Analysis by Iain Watson, BBC political correspondent
Tony Blair didn't utter the C word - he won't comment on the Chilcot inquiry into the Iraq war until the report is published on 6 July.
But at an event in central London organised by the Centre on Religion and Geopolitics - a think tank which he helped to set up - he made it clear he would be unapologetic for his role in taking Britain to war in 2003.
Turning to the threat posed by IS - also known as Isis and Daesh - he said it had to be tackled before it could make further inroads in Libya.
He said "proper ground war" was needed to defeat the group, which could include British troops in a support role.
"There is no way of defeating these people without defeating them on the ground. Air strikes are not going to defeat Isis, they have got to be tackled on the ground," he said at the event in Westminster.
That did not necessarily mean British troops doing the fighting, argued Mr Blair, who suggested "our forces could be in support".
Iraq war legacy
But to defeat IS militants "you are going to have to go and wage a proper ground war against them", he added.
He told the event the choice was not between a full-scale ground invasion force, which could govern the land after the fighting, and not making any intervention at all, arguing that smaller-scale deployments by the US were already making a difference.
"You have got to defeat these people on the ground.
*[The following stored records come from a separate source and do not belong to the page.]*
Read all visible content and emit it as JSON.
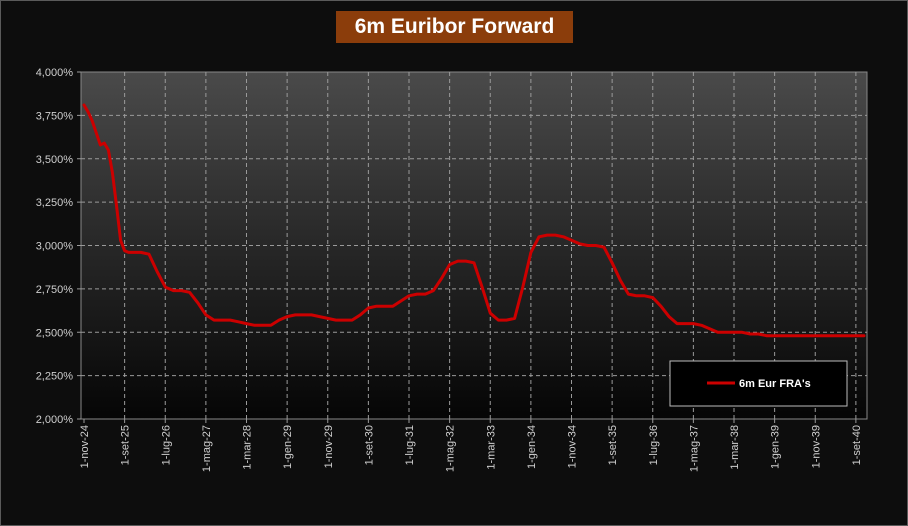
{
  "chart_data": {
    "type": "line",
    "title": "6m Euribor Forward",
    "xlabel": "",
    "ylabel": "",
    "ylim": [
      0.02,
      0.04
    ],
    "y_tick_labels": [
      "2,000%",
      "2,250%",
      "2,500%",
      "2,750%",
      "3,000%",
      "3,250%",
      "3,500%",
      "3,750%",
      "4,000%"
    ],
    "x_tick_labels": [
      "1-nov-24",
      "1-set-25",
      "1-lug-26",
      "1-mag-27",
      "1-mar-28",
      "1-gen-29",
      "1-nov-29",
      "1-set-30",
      "1-lug-31",
      "1-mag-32",
      "1-mar-33",
      "1-gen-34",
      "1-nov-34",
      "1-set-35",
      "1-lug-36",
      "1-mag-37",
      "1-mar-38",
      "1-gen-39",
      "1-nov-39",
      "1-set-40"
    ],
    "grid": true,
    "legend_position": "bottom-right",
    "series": [
      {
        "name": "6m Eur FRA's",
        "color": "#cc0000",
        "x": [
          "1-nov-24",
          "1-dic-24",
          "1-gen-25",
          "1-feb-25",
          "1-mar-25",
          "1-apr-25",
          "1-mag-25",
          "1-giu-25",
          "1-lug-25",
          "1-ago-25",
          "1-set-25",
          "1-ott-25",
          "1-nov-25",
          "1-gen-26",
          "1-mar-26",
          "1-mag-26",
          "1-lug-26",
          "1-set-26",
          "1-nov-26",
          "1-gen-27",
          "1-mar-27",
          "1-mag-27",
          "1-lug-27",
          "1-set-27",
          "1-nov-27",
          "1-gen-28",
          "1-mar-28",
          "1-mag-28",
          "1-lug-28",
          "1-set-28",
          "1-nov-28",
          "1-gen-29",
          "1-mar-29",
          "1-mag-29",
          "1-lug-29",
          "1-set-29",
          "1-nov-29",
          "1-gen-30",
          "1-mar-30",
          "1-mag-30",
          "1-lug-30",
          "1-set-30",
          "1-nov-30",
          "1-gen-31",
          "1-mar-31",
          "1-mag-31",
          "1-lug-31",
          "1-set-31",
          "1-nov-31",
          "1-gen-32",
          "1-mar-32",
          "1-mag-32",
          "1-lug-32",
          "1-set-32",
          "1-nov-32",
          "1-gen-33",
          "1-mar-33",
          "1-mag-33",
          "1-lug-33",
          "1-set-33",
          "1-nov-33",
          "1-gen-34",
          "1-mar-34",
          "1-mag-34",
          "1-lug-34",
          "1-set-34",
          "1-nov-34",
          "1-gen-35",
          "1-mar-35",
          "1-mag-35",
          "1-lug-35",
          "1-set-35",
          "1-nov-35",
          "1-gen-36",
          "1-mar-36",
          "1-mag-36",
          "1-lug-36",
          "1-set-36",
          "1-nov-36",
          "1-gen-37",
          "1-mar-37",
          "1-mag-37",
          "1-lug-37",
          "1-set-37",
          "1-nov-37",
          "1-gen-38",
          "1-mar-38",
          "1-mag-38",
          "1-lug-38",
          "1-set-38",
          "1-nov-38",
          "1-gen-39",
          "1-mar-39",
          "1-mag-39",
          "1-lug-39",
          "1-set-39",
          "1-nov-39",
          "1-gen-40",
          "1-mar-40",
          "1-mag-40",
          "1-lug-40",
          "1-set-40",
          "1-nov-40"
        ],
        "values": [
          0.0381,
          0.0377,
          0.0372,
          0.0365,
          0.0358,
          0.0359,
          0.0355,
          0.0342,
          0.0323,
          0.0303,
          0.0297,
          0.0296,
          0.0296,
          0.0296,
          0.0295,
          0.0285,
          0.0276,
          0.0274,
          0.0274,
          0.0273,
          0.0267,
          0.026,
          0.0257,
          0.0257,
          0.0257,
          0.0256,
          0.0255,
          0.0254,
          0.0254,
          0.0254,
          0.0257,
          0.0259,
          0.026,
          0.026,
          0.026,
          0.0259,
          0.0258,
          0.0257,
          0.0257,
          0.0257,
          0.026,
          0.0264,
          0.0265,
          0.0265,
          0.0265,
          0.0268,
          0.0271,
          0.0272,
          0.0272,
          0.0274,
          0.0281,
          0.0289,
          0.0291,
          0.0291,
          0.029,
          0.0276,
          0.0261,
          0.0257,
          0.0257,
          0.0258,
          0.0276,
          0.0296,
          0.0305,
          0.0306,
          0.0306,
          0.0305,
          0.0303,
          0.0301,
          0.03,
          0.03,
          0.0299,
          0.029,
          0.028,
          0.0272,
          0.0271,
          0.0271,
          0.027,
          0.0265,
          0.0259,
          0.0255,
          0.0255,
          0.0255,
          0.0254,
          0.0252,
          0.025,
          0.025,
          0.025,
          0.025,
          0.0249,
          0.0249,
          0.0248,
          0.0248,
          0.0248,
          0.0248,
          0.0248,
          0.0248,
          0.0248,
          0.0248,
          0.0248,
          0.0248,
          0.0248,
          0.0248,
          0.0248
        ]
      }
    ]
  }
}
The armed forces of America, the UK, France, other major countries have both experience and capability so even if we are using them in support of local forces, you have just got to decide what our objective is.
"Is our objective to defeat this enemy? My answer to that is yes."
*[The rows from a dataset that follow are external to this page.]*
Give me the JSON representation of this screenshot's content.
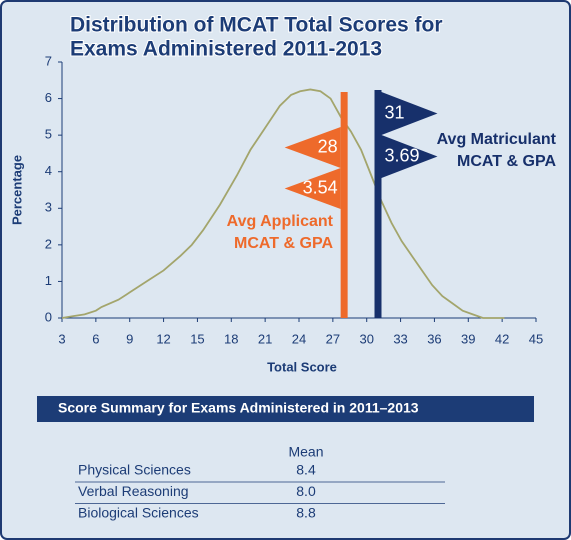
{
  "chart_data": {
    "type": "line",
    "title": [
      "Distribution of MCAT Total Scores for",
      "Exams Administered 2011-2013"
    ],
    "x_label": "Total Score",
    "y_label": "Percentage",
    "x": [
      3,
      4,
      5,
      6,
      6.5,
      8,
      9,
      10.5,
      12,
      13.5,
      14.5,
      15.5,
      17,
      18.5,
      19.7,
      21,
      22.3,
      23.3,
      24.1,
      25,
      25.9,
      26.8,
      27.7,
      28.6,
      29.5,
      30.4,
      31.3,
      32.2,
      33.1,
      34,
      34.9,
      35.8,
      36.7,
      37.6,
      38.5,
      39.4,
      40.3,
      42.2
    ],
    "series": [
      {
        "color": "#a3a56c",
        "values": [
          0,
          0.05,
          0.1,
          0.2,
          0.3,
          0.5,
          0.7,
          1.0,
          1.3,
          1.7,
          2.0,
          2.4,
          3.1,
          3.9,
          4.6,
          5.2,
          5.8,
          6.1,
          6.2,
          6.25,
          6.2,
          6.0,
          5.5,
          5.1,
          4.6,
          3.9,
          3.2,
          2.6,
          2.1,
          1.7,
          1.3,
          0.9,
          0.6,
          0.4,
          0.2,
          0.1,
          0,
          0
        ]
      }
    ],
    "xlim": [
      3,
      45
    ],
    "xticks": [
      3,
      6,
      9,
      12,
      15,
      18,
      21,
      24,
      27,
      30,
      33,
      36,
      39,
      42,
      45
    ],
    "ylim": [
      0,
      7
    ],
    "yticks": [
      0,
      1,
      2,
      3,
      4,
      5,
      6,
      7
    ],
    "markers": [
      {
        "label": [
          "Avg Applicant",
          "MCAT & GPA"
        ],
        "mcat": 28,
        "gpa": 3.54,
        "color": "#ee6a2b",
        "side": "left"
      },
      {
        "label": [
          "Avg Matriculant",
          "MCAT & GPA"
        ],
        "mcat": 31,
        "gpa": 3.69,
        "color": "#17306b",
        "side": "right"
      }
    ]
  },
  "summary_table": {
    "title": "Score Summary for Exams Administered in 2011–2013",
    "column": "Mean",
    "rows": [
      [
        "Physical Sciences",
        "8.4"
      ],
      [
        "Verbal Reasoning",
        "8.0"
      ],
      [
        "Biological Sciences",
        "8.8"
      ]
    ]
  }
}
Asked whether the legacy of the Iraq war meant it was more difficult for a UK leader to deploy troops overseas, Mr Blair said: "You can describe it as a legacy or describe it as a fact that arises from the nature of the conflict."
He added: "We are not being honest with out public if we are saying it is possible to defeat these people without making the commitment to defeat them and to do what it takes to defeat them.
"In my view, defeating them is absolutely fundamental because if we don't defeat them they are going to come and attack us here. This is not someone else's fight, it is our fight as well."